With all the Broadway pizzazz anyone could want, the hilarious Something Rotten! has arrived at the Academy of Music (through March 4) with codpieces blazing and couplets rhyming. Nominated for 10 Tony Awards in 2015, this goofy, clever show provides, unlike some touring productions, a spectacularly talented cast. Casey Nicholaw directs; he also choreographed the big production numbers that are sensationally danced by a big-voiced chorus of high-kickers. The witty book is by Karey Kirkpatrick and John O'Farrell, and the rambunctious music and lyrics are by Wayne Kirkpatrick and Karey Kirkpatrick.

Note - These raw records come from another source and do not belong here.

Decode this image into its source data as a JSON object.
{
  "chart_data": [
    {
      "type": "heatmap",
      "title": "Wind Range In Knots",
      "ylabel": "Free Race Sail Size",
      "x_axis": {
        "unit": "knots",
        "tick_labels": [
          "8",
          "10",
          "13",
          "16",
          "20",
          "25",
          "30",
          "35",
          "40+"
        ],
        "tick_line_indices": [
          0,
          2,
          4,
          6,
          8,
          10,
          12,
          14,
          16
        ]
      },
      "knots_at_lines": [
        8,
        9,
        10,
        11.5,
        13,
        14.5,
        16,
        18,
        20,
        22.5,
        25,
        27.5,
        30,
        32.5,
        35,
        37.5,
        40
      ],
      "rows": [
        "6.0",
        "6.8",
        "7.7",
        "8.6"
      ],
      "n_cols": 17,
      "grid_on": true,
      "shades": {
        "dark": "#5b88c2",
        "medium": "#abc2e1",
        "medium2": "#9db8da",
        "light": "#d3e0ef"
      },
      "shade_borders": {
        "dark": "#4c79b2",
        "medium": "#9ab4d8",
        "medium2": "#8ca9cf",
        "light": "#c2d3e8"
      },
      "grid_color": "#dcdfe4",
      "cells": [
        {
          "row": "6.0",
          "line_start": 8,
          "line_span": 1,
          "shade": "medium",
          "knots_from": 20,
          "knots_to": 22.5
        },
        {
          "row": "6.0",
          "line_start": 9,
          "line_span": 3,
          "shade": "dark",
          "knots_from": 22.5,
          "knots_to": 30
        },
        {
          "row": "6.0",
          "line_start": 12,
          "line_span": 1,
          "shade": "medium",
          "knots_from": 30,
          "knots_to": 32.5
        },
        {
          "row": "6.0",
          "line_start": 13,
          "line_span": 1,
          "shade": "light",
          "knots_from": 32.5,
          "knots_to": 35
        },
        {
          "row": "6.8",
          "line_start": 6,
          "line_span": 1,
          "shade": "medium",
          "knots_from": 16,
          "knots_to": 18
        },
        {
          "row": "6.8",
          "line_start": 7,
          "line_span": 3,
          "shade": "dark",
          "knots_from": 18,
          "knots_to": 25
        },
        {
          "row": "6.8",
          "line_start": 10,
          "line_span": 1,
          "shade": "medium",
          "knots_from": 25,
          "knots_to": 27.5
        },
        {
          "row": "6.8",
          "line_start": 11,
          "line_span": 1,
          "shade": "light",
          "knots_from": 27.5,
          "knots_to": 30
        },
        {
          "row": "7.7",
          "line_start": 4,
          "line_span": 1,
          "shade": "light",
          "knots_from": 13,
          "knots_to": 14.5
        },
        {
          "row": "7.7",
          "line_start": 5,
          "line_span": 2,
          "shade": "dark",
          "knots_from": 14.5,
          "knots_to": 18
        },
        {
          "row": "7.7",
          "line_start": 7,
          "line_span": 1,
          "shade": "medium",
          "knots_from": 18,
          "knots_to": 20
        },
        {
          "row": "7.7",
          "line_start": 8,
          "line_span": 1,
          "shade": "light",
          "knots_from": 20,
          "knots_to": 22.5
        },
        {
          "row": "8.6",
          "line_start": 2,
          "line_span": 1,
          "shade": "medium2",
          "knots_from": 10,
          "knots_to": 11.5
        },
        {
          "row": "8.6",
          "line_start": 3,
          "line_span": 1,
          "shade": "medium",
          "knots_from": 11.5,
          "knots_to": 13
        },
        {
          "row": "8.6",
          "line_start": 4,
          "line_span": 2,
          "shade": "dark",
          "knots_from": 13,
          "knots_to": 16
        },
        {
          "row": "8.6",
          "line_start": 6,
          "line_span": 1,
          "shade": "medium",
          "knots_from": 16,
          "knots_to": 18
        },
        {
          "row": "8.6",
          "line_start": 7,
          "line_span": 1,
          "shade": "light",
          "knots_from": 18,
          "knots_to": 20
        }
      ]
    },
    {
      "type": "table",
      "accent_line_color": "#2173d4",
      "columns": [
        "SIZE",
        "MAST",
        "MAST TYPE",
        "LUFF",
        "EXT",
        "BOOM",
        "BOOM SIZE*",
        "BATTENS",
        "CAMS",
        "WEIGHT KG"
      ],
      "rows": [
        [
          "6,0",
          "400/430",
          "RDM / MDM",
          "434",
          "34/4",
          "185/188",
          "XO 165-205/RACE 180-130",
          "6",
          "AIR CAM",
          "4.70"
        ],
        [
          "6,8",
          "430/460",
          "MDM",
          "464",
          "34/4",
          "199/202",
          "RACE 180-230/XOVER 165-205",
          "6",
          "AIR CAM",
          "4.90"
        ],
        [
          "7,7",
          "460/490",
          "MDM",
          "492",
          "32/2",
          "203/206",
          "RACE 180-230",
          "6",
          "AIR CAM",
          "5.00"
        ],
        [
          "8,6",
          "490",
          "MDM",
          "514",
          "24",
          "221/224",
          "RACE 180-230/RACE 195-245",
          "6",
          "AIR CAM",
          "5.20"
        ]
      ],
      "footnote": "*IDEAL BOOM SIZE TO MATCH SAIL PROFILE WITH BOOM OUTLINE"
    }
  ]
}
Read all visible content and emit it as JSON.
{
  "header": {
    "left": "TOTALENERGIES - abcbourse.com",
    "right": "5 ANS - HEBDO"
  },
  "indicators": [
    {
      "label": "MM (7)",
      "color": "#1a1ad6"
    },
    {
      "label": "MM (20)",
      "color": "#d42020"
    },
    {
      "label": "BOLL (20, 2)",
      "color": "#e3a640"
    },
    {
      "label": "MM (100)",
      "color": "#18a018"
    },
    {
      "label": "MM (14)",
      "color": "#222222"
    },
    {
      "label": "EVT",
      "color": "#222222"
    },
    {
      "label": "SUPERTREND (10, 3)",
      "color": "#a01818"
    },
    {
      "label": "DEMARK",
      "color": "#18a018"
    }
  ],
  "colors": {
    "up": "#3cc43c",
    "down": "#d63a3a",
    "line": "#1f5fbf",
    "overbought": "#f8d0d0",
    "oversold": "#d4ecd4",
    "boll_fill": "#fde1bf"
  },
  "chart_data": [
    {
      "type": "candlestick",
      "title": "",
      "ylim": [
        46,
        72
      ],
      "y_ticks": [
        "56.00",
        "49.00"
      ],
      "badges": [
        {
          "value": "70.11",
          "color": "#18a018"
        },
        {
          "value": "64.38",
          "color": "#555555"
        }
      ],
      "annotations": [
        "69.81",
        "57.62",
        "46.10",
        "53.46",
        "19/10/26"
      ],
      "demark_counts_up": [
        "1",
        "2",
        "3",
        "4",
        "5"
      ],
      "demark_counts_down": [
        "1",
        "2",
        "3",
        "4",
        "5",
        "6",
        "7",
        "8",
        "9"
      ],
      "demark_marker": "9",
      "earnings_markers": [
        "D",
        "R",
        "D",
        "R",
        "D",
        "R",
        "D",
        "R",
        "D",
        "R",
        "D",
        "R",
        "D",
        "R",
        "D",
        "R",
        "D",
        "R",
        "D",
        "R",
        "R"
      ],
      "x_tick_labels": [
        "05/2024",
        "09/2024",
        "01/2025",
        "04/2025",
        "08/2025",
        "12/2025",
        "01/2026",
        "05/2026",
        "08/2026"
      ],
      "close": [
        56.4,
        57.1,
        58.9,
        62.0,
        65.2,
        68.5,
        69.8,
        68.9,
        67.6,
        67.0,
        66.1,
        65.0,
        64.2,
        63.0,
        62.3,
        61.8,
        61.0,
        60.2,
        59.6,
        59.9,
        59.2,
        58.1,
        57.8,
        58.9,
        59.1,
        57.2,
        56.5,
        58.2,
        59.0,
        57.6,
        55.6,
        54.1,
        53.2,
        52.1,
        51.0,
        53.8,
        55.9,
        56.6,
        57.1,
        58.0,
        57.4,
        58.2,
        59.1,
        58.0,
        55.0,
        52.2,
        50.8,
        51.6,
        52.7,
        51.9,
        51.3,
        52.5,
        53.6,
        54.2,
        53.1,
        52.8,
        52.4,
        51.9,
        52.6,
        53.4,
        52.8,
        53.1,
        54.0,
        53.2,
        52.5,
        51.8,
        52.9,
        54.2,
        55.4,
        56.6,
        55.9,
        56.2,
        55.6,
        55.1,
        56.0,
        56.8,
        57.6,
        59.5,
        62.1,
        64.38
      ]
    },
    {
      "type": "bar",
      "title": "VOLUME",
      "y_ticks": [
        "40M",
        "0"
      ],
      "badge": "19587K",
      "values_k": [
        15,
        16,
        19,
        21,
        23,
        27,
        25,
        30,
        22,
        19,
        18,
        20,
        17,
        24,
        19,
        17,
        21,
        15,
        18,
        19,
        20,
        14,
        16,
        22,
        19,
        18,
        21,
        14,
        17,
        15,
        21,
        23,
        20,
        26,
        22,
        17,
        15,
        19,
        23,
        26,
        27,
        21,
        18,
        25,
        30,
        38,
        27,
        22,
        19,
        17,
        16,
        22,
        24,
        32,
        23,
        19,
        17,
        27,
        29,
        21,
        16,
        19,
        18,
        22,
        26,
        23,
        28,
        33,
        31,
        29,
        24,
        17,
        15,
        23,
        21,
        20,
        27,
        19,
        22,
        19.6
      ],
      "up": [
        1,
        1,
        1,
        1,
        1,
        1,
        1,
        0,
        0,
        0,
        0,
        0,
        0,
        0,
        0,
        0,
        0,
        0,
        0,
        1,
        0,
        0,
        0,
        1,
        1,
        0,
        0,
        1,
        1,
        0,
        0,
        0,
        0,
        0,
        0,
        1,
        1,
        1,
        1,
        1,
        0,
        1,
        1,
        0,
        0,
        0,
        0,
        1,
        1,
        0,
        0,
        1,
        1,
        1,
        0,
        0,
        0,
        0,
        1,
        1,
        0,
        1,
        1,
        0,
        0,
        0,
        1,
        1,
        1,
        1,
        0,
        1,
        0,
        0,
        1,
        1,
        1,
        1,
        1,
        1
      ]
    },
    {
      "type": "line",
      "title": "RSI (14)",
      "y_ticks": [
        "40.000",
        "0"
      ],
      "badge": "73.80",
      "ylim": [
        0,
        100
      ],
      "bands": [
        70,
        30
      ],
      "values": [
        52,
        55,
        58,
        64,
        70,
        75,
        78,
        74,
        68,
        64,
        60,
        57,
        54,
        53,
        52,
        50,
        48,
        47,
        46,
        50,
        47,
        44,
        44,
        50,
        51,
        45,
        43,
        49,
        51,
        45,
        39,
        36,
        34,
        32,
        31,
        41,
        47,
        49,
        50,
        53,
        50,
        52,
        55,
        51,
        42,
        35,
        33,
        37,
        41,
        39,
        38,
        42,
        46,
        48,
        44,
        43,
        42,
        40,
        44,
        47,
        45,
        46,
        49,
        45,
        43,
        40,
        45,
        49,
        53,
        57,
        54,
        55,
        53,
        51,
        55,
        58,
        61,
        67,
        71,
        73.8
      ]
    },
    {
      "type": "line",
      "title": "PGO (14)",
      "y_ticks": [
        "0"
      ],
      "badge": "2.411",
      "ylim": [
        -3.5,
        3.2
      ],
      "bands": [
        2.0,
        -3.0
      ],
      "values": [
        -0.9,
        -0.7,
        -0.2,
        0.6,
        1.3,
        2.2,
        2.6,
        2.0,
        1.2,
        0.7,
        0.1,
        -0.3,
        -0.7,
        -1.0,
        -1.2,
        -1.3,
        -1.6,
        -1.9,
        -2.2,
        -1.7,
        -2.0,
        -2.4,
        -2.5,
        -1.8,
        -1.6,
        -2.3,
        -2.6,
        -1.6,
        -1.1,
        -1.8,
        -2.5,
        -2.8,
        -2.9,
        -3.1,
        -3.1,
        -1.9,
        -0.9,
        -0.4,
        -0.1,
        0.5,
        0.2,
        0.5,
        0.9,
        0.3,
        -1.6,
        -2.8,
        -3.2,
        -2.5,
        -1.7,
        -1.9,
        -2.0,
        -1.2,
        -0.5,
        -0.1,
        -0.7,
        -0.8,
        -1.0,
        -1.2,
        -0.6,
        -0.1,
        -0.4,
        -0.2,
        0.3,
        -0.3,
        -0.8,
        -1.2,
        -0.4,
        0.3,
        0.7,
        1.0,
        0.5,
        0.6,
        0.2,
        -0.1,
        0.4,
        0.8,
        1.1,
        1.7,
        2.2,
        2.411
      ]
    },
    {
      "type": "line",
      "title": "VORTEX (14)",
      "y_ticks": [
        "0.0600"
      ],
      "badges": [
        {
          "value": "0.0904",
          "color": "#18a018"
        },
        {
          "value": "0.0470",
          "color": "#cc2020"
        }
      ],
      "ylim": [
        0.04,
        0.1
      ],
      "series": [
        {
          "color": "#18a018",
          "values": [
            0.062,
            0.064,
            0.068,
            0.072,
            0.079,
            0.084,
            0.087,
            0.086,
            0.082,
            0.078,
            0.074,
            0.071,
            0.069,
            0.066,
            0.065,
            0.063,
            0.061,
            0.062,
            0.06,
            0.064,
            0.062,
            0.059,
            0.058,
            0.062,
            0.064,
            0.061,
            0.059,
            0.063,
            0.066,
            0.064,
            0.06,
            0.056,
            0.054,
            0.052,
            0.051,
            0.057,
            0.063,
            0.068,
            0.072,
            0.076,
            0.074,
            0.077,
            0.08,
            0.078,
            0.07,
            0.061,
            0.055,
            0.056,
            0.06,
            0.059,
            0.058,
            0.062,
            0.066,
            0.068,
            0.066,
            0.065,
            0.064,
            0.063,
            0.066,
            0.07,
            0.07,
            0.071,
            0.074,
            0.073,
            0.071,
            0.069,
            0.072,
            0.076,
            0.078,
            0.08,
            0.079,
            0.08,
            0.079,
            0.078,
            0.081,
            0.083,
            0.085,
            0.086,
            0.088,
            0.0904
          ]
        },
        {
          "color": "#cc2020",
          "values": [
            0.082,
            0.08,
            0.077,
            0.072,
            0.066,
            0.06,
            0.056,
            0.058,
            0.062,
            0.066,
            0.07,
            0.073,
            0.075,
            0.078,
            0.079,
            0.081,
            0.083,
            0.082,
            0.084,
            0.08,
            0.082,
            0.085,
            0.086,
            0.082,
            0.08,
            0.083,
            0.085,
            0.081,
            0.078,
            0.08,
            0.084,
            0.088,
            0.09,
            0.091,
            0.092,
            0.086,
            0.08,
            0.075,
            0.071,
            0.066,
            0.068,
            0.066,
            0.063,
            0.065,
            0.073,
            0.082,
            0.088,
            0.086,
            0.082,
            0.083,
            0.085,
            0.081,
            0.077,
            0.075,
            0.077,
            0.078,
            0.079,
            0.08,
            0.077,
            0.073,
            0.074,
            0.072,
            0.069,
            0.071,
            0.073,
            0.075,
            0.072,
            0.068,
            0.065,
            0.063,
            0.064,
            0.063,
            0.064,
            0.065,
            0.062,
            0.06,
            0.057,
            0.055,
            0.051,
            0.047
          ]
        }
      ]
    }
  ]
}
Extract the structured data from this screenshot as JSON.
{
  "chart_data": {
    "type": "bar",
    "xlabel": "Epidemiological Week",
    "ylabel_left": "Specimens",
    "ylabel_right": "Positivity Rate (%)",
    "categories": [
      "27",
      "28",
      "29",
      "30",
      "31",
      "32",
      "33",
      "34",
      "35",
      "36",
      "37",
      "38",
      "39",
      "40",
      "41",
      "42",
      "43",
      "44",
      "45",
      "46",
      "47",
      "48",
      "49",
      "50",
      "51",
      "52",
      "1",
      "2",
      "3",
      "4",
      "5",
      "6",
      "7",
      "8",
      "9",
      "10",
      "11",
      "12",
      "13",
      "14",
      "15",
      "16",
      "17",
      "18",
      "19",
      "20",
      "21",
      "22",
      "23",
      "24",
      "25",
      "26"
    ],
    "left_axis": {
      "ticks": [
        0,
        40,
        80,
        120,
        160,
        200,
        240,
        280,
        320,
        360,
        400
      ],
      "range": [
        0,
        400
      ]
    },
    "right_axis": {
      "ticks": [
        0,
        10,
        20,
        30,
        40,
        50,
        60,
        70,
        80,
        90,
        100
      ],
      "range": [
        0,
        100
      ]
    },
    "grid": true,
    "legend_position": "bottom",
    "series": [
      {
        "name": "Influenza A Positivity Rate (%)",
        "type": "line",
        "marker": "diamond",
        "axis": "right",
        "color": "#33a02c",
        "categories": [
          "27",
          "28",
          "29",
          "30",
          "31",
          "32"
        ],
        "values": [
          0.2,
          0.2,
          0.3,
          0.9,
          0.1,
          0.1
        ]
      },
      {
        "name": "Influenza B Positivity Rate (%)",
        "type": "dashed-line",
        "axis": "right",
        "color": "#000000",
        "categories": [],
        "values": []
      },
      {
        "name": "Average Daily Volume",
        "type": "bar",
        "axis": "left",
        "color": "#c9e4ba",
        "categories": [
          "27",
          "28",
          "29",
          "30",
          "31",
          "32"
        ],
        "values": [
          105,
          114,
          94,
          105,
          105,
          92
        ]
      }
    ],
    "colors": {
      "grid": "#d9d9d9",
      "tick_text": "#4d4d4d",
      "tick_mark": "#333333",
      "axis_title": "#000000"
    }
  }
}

The plot is this: It's 1595 in London. Shakespeare (Adam Pascal) is a sexy god, adored and swooned over, decked out in rock-star gear. The Bottom Brothers, Nick (Rob McClure) and Nigel (Josh Grisetti) are desperate for some of that success. When Nick consults Nostradamus (Blake Hammond) to look into the future and see the next big thing, the seer sees (drum roll, please) musical theater, that bizarre stage invention where actors actually stop speaking and burst into song. And sometimes dance. Nostradamus sings:
Nothing's as amazing as a musical
With song and dance
And sweet romance
And happy endings happening by happenstance
Bright lights, stage fights, and a dazzling chorus
You wanna be great?
Then you gotta create a musical.
The allusions fly by — catch them if you can — from Annie to South Pacific to Fiddler on the Roof to My Fair Lady, with plenty of Fosse jazz hands. Tap-dancing is discovered. Why do it? "Because it's entertaining." It sure is. And just as Nostradamus predicted, the crowd — the one sitting in the Academy of Music — goes wild.
The Puritans show up, trying to spoil the fun and the romance. Adorable Portia (Autumn Hurlbert) falls for Nigel (their duet, "I Love the Way," is lovely), while Nick's supportive wife (Maggie Lakis) keeps the faith, singing, "I'm more than just a woman / I'm your right-hand man." More allusions fly by, from Hamlet to The Merchant of Venice to Romeo and Juliet, requiring more catching as catch can.
Tiny details provide more humor: when Pascal as Shakespeare belts out "Hard to be the Bard," on his desk are not only a quill but also a Shakespeare bobble-head. The Bard sends invitations to a big bash. Where? In the park. "What a party!" the Queen says. "I could have danced all night."